How the Flu Epidemic of 2013 is Affecting the Senior Community
The flu has spread like wild fire this winter across the country; 38 states reported widespread influenza activity this year. According to Angie Laing, a nurse at Sentara Norfolk General in Virginia, the flu ranked number three of the top 100 chief complaints at the hospital.
According to the Center for Disease Control (CDC), people over the age of 65 are the most at risk for complications due to the flu. 90 percent of flu related deaths and 60 percent of flu related hospitalizations are in individuals over age 65.
Why Are Senior’s More Susceptible?
Seniors have a weaker immune system and may have other pre-existing conditions that make them more susceptible to flu related hospitalization. Some conditions that heighten flu symptoms are asthma, neurological and neurodevelopmental conditions, chronic lung disease, heart disease, blood disorders, endocrine disorders, kidney disorders, metabolic disorders, weakened immune systems due to a disease and obesity.
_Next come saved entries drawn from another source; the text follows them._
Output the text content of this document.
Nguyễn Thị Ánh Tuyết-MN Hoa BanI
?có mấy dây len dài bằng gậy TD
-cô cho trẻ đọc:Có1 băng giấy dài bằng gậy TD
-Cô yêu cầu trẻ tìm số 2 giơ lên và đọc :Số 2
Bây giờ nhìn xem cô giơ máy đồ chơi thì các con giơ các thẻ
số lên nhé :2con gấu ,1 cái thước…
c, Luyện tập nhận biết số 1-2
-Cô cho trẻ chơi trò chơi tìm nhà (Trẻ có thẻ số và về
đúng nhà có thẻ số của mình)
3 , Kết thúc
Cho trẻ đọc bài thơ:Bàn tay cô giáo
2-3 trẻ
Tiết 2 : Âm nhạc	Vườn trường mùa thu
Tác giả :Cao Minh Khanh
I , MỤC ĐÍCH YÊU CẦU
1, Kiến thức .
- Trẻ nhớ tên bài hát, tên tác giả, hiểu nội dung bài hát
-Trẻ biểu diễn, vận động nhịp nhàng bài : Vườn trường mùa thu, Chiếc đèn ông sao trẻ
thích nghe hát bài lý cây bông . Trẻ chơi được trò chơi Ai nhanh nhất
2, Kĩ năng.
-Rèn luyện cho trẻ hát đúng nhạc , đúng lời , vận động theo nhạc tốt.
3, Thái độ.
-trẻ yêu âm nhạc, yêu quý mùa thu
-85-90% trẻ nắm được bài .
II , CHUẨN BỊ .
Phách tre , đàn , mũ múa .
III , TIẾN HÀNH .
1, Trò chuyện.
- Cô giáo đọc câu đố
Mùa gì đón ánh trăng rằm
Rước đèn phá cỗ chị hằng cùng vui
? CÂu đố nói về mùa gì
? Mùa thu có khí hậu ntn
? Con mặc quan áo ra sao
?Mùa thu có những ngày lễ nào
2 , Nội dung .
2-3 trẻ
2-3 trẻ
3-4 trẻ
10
According to the CDC, an adult should go to the emergency room if they have difficulty breathing, pain or pressure in the chest or abdomen, sudden dizziness, confusion or severe vomiting,
Ways to Avoid Getting the Flu.
The best way to prevent the flu is getting a flu shot. Laing said, “It is important for people 65 years and older to get vaccinated because they are at increased risk for complications from flu.” According to the American Lung Association, the flu shot can be 70 percent effective in preventing hospitalization due to the flu in adults age 65 and older. The vaccine is updated and protects from an H3N2 virus, an influenza B virus and an H1N1 virus. It is also offered as a traditional vaccine or a nasal spray vaccine.
Other ways to protect against the flu are covering your mouth, washing your hands often, and avoiding being around sick people.
If you are sick with the flu, the CDC recommends you stay home for at least 24 hours before coming in contact with other people.